Oleh: Prof. Dr. Jimly Asshiddiqie, SH.[2]
TEKAD UNTUK OPTIMIS
Kaum muda Indonesia
adalah masa depan bangsa. Karena itu, setiap pemuda Indonesia, baik yang masih berstatus
sebagai pelajar, mahasiswa, ataupun yang sudah menyelesaikan pendidikannya
adalah aktor-aktor penting yang sangat diandalkan untuk mewujudkan cita-cita
pencerahan kehidupan bangsa kita di masa depan. “The founding leaders” Indonesia telah meletakkan dasar-dasar dan
tujuan kebangsaan sebagaimana termaktub dalam pembukaan UUD 1945.
Kita mendirikan negara Republik Indonesia untuk maksud
melindungi segenap bangsa Indonesia dan seluruh tumpah darah Indonesia,
memajukankesejahteraan umum, mencerdaskan kehidupan bangsa, dan untuk ikut
melaksanakan ketertiban dunia berdasarkan kemerdekaan, perdamaian abadi dan
keadilan sosial.
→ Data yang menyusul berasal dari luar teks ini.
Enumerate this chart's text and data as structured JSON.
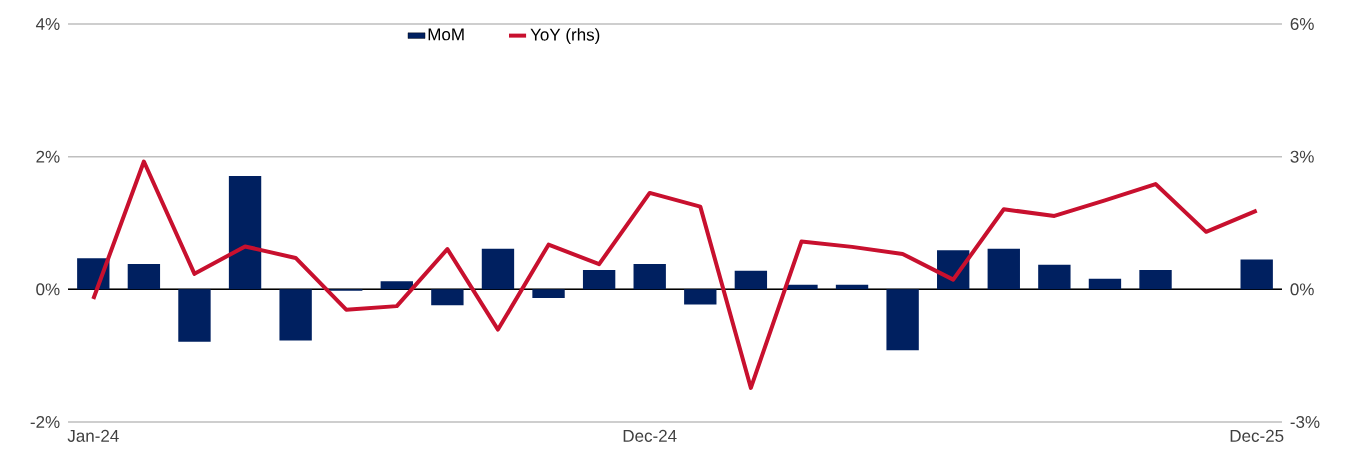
{
  "chart_data": {
    "type": "bar",
    "categories": [
      "Jan-24",
      null,
      null,
      null,
      null,
      null,
      null,
      null,
      null,
      null,
      null,
      "Dec-24",
      null,
      null,
      null,
      null,
      null,
      null,
      null,
      null,
      null,
      null,
      null,
      "Dec-25"
    ],
    "series": [
      {
        "name": "MoM",
        "color": "#002060",
        "values": [
          0.47,
          0.38,
          -0.79,
          1.71,
          -0.77,
          -0.02,
          0.12,
          -0.24,
          0.61,
          -0.13,
          0.29,
          0.38,
          -0.23,
          0.28,
          0.07,
          0.07,
          -0.92,
          0.59,
          0.61,
          0.37,
          0.16,
          0.29,
          null,
          0.45
        ]
      },
      {
        "name": "YoY (rhs)",
        "type": "line",
        "axis": "y2",
        "color": "#c8102e",
        "values": [
          -0.22,
          2.89,
          0.35,
          0.97,
          0.71,
          -0.46,
          -0.38,
          0.91,
          -0.91,
          1.01,
          0.57,
          2.18,
          1.87,
          -2.23,
          1.08,
          0.96,
          0.8,
          0.22,
          1.81,
          1.66,
          2.01,
          2.38,
          1.3,
          1.78
        ]
      }
    ],
    "ylim": [
      -2,
      4
    ],
    "yticks": [
      {
        "value": -2,
        "label": "-2%"
      },
      {
        "value": 0,
        "label": "0%"
      },
      {
        "value": 2,
        "label": "2%"
      },
      {
        "value": 4,
        "label": "4%"
      }
    ],
    "y2lim": [
      -3,
      6
    ],
    "y2ticks": [
      {
        "value": -3,
        "label": "-3%"
      },
      {
        "value": 0,
        "label": "0%"
      },
      {
        "value": 3,
        "label": "3%"
      },
      {
        "value": 6,
        "label": "6%"
      }
    ],
    "grid": "y",
    "legend": "top",
    "marker": "none",
    "line_style": "solid"
  }
}
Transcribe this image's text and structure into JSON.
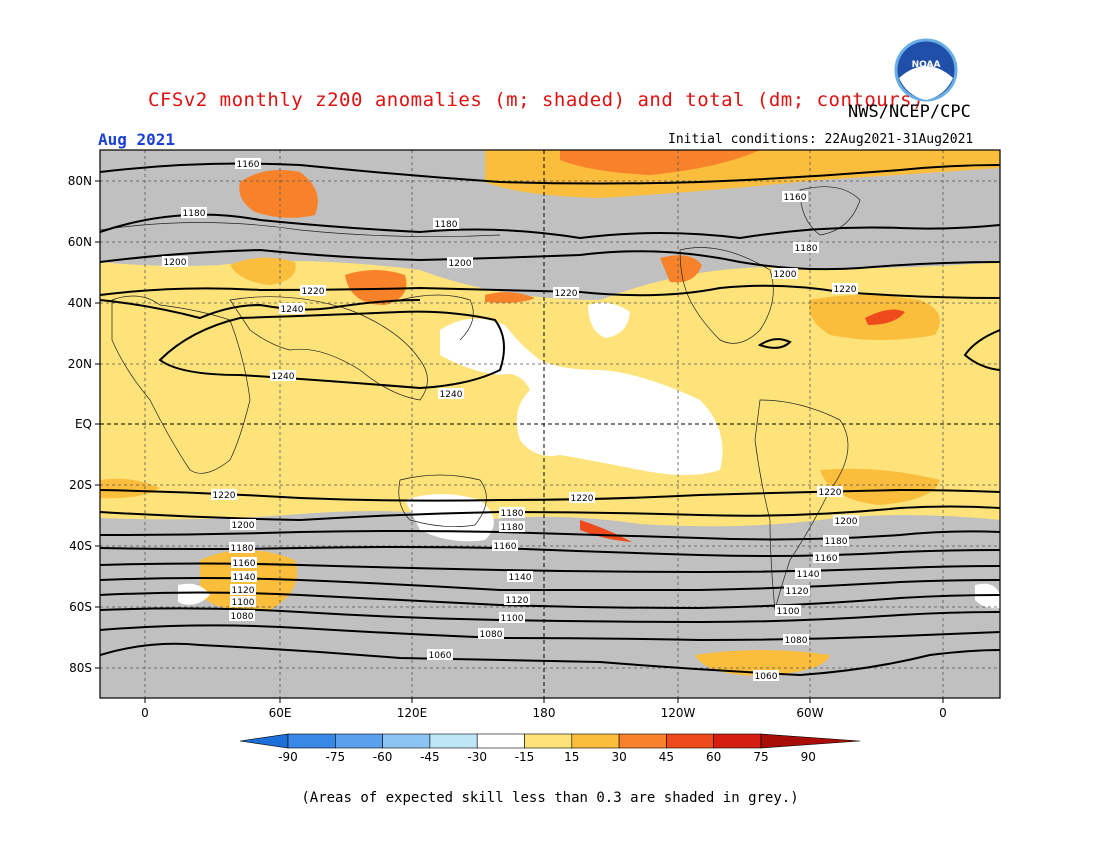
{
  "header": {
    "title": "CFSv2 monthly z200 anomalies (m; shaded) and total (dm; contours)",
    "agency": "NWS/NCEP/CPC",
    "month": "Aug 2021",
    "initial_conditions": "Initial conditions: 22Aug2021-31Aug2021",
    "logo_text": "NOAA"
  },
  "map": {
    "lat_labels": [
      "80N",
      "60N",
      "40N",
      "20N",
      "EQ",
      "20S",
      "40S",
      "60S",
      "80S"
    ],
    "lon_labels": [
      "0",
      "60E",
      "120E",
      "180",
      "120W",
      "60W",
      "0"
    ],
    "contour_levels": [
      "1060",
      "1080",
      "1100",
      "1120",
      "1140",
      "1160",
      "1180",
      "1200",
      "1220",
      "1240"
    ],
    "contour_labels": [
      "1160",
      "1180",
      "1180",
      "1160",
      "1180",
      "1200",
      "1200",
      "1200",
      "1220",
      "1220",
      "1220",
      "1240",
      "1240",
      "1240",
      "1220",
      "1220",
      "1220",
      "1200",
      "1180",
      "1200",
      "1180",
      "1160",
      "1140",
      "1120",
      "1100",
      "1080",
      "1200",
      "1180",
      "1160",
      "1140",
      "1120",
      "1100",
      "1080",
      "1060",
      "1180",
      "1160",
      "1140",
      "1120",
      "1100",
      "1080",
      "1060"
    ]
  },
  "colorbar": {
    "levels": [
      "-90",
      "-75",
      "-60",
      "-45",
      "-30",
      "-15",
      "15",
      "30",
      "45",
      "60",
      "75",
      "90"
    ],
    "colors": [
      "#1f6fd8",
      "#3a88e6",
      "#5aa0ee",
      "#8cc4f4",
      "#bfe6f6",
      "#ffffff",
      "#fde37a",
      "#fbbe3c",
      "#f7822a",
      "#ef4a1c",
      "#d41e10",
      "#a80d08"
    ]
  },
  "colors": {
    "skill_grey": "#c0c0c0",
    "title_red": "#e01010",
    "month_blue": "#1a3fd8"
  },
  "footnote": "(Areas of expected skill less than 0.3 are shaded in grey.)"
}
Untuk mencapai cita-cita tersebut, bangsa kita telah pula
bersepakat membangun kemerdekaan kebangsaan dalam susunan organisasi Negara
Kesatuan Republik Indonesia sebagai Negara Hukum yang bersifat demokratis (democratische rechtsstaat) dan sebagai
Negara Demokrasi konstitutional (constitutional
democracy) berdasarkan Pancasila.
Dalam upaya mewujudkan cita-cita itu, tentu banyak
permasalahan, tantangan, hambatan, rintangan, dan bahkan ancaman yang harus
dihadapi. Masalah-masalah yang harus kita hadapi itu beraneka ragam corak dan
dimensinya. Banyak masalah yang timbul sebagai warisan masa lalu, banyak pula
masalah-masalah baru yang terjadi sekarang ataupun yang akan datang dari masa
depan kita. Dalam menghadapi beraneka persoalan tersebut, selalu ada kecemasan,
kekhawatiran, atau bahkan ketakutan-ketakutan sebagai akibat kealfaan atau
kesalahan yang kita lakukan atau sebagai akibat hal-hal yang berada di luar
jangkauan kemampuan kita, seperti karena terjadinya bencana alam atau karena
terjadinya krisis keuangan di negara lain yang berpengaruh terhadap
perekonomian kita di dalam negeri.
Dalam perjalanan bangsa kita selama 100 tahun terakhir
sejak kebangkitan nasional, selama 80 tahun terakhir sejak sumpah pemuda,
selama 63 tahun terakhir sejak kemerdekaan, ataupun selama 10 tahun terakhir
sejak reformasi, telah banyak kemajuan yang telah kita capai, tetapi masih jauh
lebih banyak lagi yang belum dan mesti kita kerjakan. Saking banyaknya
permasalahan yang kita hadapi, terkadang orang cenderung larut dalam keluh
kesah tentang kekurangan, kelemahan, dan ancaman-ancaman yang harus dihadapi
yang seolah-olah tidak tersedia lagi jalan untuk keluar atau solusi untuk
mengatasi keadaan.
Lebih-lebih selama 4 tahun terakhir ini, demikian
banyak bencana yang datang bertubi-tubi, baik karena faktor alam maupun karena
faktor kesalahan manusia. Bencana alam seperti tsunami di Aceh dan Nias
dipandang sebagai bencana kemanusiaan yang tergolong sangat luar biasa skalanya
dalam sejarah umat manusia. Bencana tsunami itu disusul pula oleh berbagai
gempa bumi di berbagai daerah dan meletusnya Gunung Merapi yang juga
menimbulkan banyak korban di Yogyakarta dan Jawa Tengah. Segala jenis bencana
alam tersebut tentunya juga sangat berpengaruh terhadap kondisi perekonomian
rakyat, tidak saja di daerah bencana, tetapi juga secara luas di seluruh
Indonesia.
Namun, belum lagi usai pahit getirnya akibat
bencana-bencana tersebut sekarang muncul lagi bencana baru berupa ancaman
krisis perekonomian sebagai akibat terjadinya krisis keuangan dan Amerika
Serikat. Tidak realistis untuk menganggap bahwa krisis keuangan di Amerika
Serikat itu tidak akan berpengaruh ke dalam perekonomian bangsa kita di
Indonesia. Tidaklah bertanggungjawab jika kita hanya berpangku tangan atau
bersikap tidak perduli, meskipun kita juga tidak boleh menjadi panik sebagai
akibat gejolak yang sedang terjadi di dunia.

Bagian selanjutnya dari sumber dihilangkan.